Reviewed by Rich Drees

 

     Take The Lead is based on the real-life story of Pierre Dulaine, who started a program in New York City schools teaching ballroom dance to fourth graders. His story was told in last year’s popular documentary Mad Hot Ballroom. Changing the grade-level of his students to high school may seem like a cynical Hollywood marketing ploy, and it probably is a decision that arose out of studio notes more so than for any actual story telling necessity. In the end result is a story as bland and predictable as its originator was exciting.

 

Antonio Banderas stars in this cotton candy wisp of a movie as Dulaine, a ballroom dance teacher who volunteers to teach to students serving detention at a New York City high school.
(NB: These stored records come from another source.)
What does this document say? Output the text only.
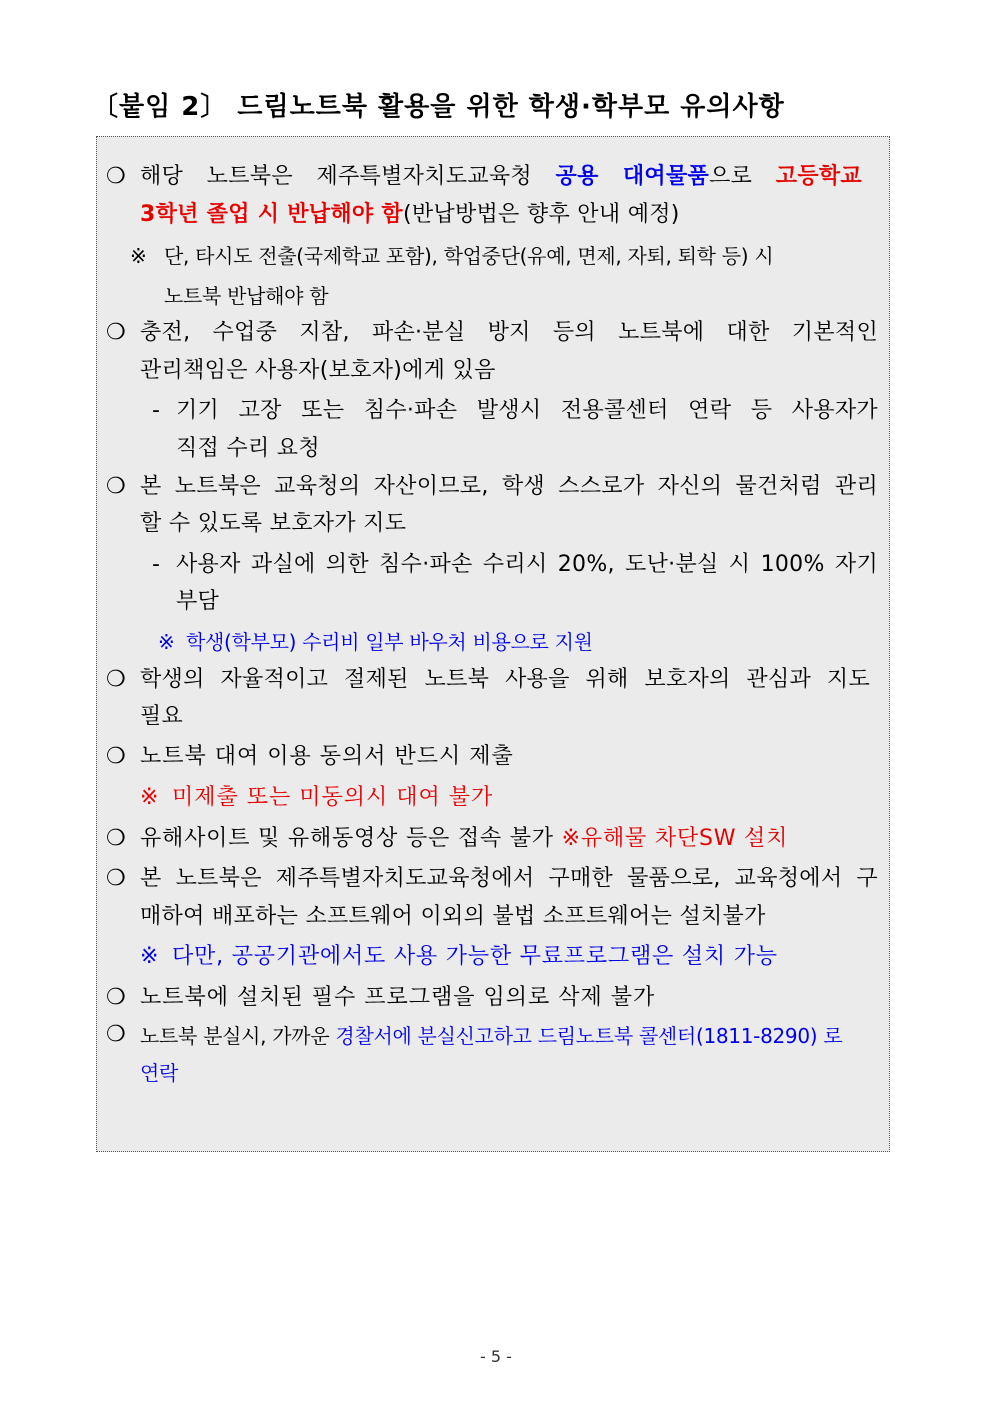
〔붙임 2〕 드림노트북 활용을 위한 학생·학부모 유의사항
❍ 해당 노트북은 제주특별자치도교육청 공용 대여물품으로 고등학교
3학년 졸업 시 반납해야 함(반납방법은 향후 안내 예정)
※ 단, 타시도 전출(국제학교 포함), 학업중단(유예, 면제, 자퇴, 퇴학 등) 시
노트북 반납해야 함
❍ 충전, 수업중 지참, 파손·분실 방지 등의 노트북에 대한 기본적인
관리책임은 사용자(보호자)에게 있음
- 기기 고장 또는 침수·파손 발생시 전용콜센터 연락 등 사용자가
직접 수리 요청
❍ 본 노트북은 교육청의 자산이므로, 학생 스스로가 자신의 물건처럼 관리
할 수 있도록 보호자가 지도
- 사용자 과실에 의한 침수·파손 수리시 20%, 도난·분실 시 100% 자기
부담
※ 학생(학부모) 수리비 일부 바우처 비용으로 지원
❍ 학생의 자율적이고 절제된 노트북 사용을 위해 보호자의 관심과 지도
필요
❍ 노트북 대여 이용 동의서 반드시 제출
※ 미제출 또는 미동의시 대여 불가
❍ 유해사이트 및 유해동영상 등은 접속 불가 ※유해물 차단SW 설치
❍ 본 노트북은 제주특별자치도교육청에서 구매한 물품으로, 교육청에서 구
매하여 배포하는 소프트웨어 이외의 불법 소프트웨어는 설치불가
※ 다만, 공공기관에서도 사용 가능한 무료프로그램은 설치 가능
❍ 노트북에 설치된 필수 프로그램을 임의로 삭제 불가
❍ 노트북 분실시, 가까운 경찰서에 분실신고하고 드림노트북 콜센터(1811-8290) 로
연락
- 5 -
At first the students are resistant to the idea but he soon wins them over and they begin training for the inevitable competition that forms the third act of films like this. Along the way, the students have to face a variety of dangers their urban life brings them.

 

     For a storyline that has been told many times before, Take The Lead has a number of script problems. The film’s screenplay seems to take an almost perverse delight in throwing complications at its characters. Most seem to spring naturally from the various characters’ situations, though some – like when one character is propositioned by one of her prostitute mother’s regular johns – seemed forced in into the story. Another problematic story element is the math teacher character who is opposed to utilizing school resources on the dance class. This storyline comes to a head at a PTA meeting that exists solely so the movie can spell out to any of the audience who couldn’t figure it out for themselves how the class is helping the self-esteem of the dancers.

 

     The film also plays fast and loose with its own internal story logic. Early in the film, Dulaine explains to his students why older music is used in ballroom dance. However, his argument is undercut by the film in the very next scene in which Dulaine and one of his longtime students give a demonstration on the sensuality of the tango to music that definitely has hip-hop beats in its mix even though it is only later in the film that Dulaine is shown by his students that traditional music and hip hop can be mixed and used on a ballroom dance floor.

 

     First-time feature director Liz Friedlander does a good job holding the film together as a narrative, but her music video roots betray the movie when it comes to the dance numbers. The music video-style fast editing doesn’t allow the audience to truly watch the teen cast dance. Instead, the fast editing suggests that the filmmakers are trying to hide something or perhaps are trying to inject what little life they can into the proceedings.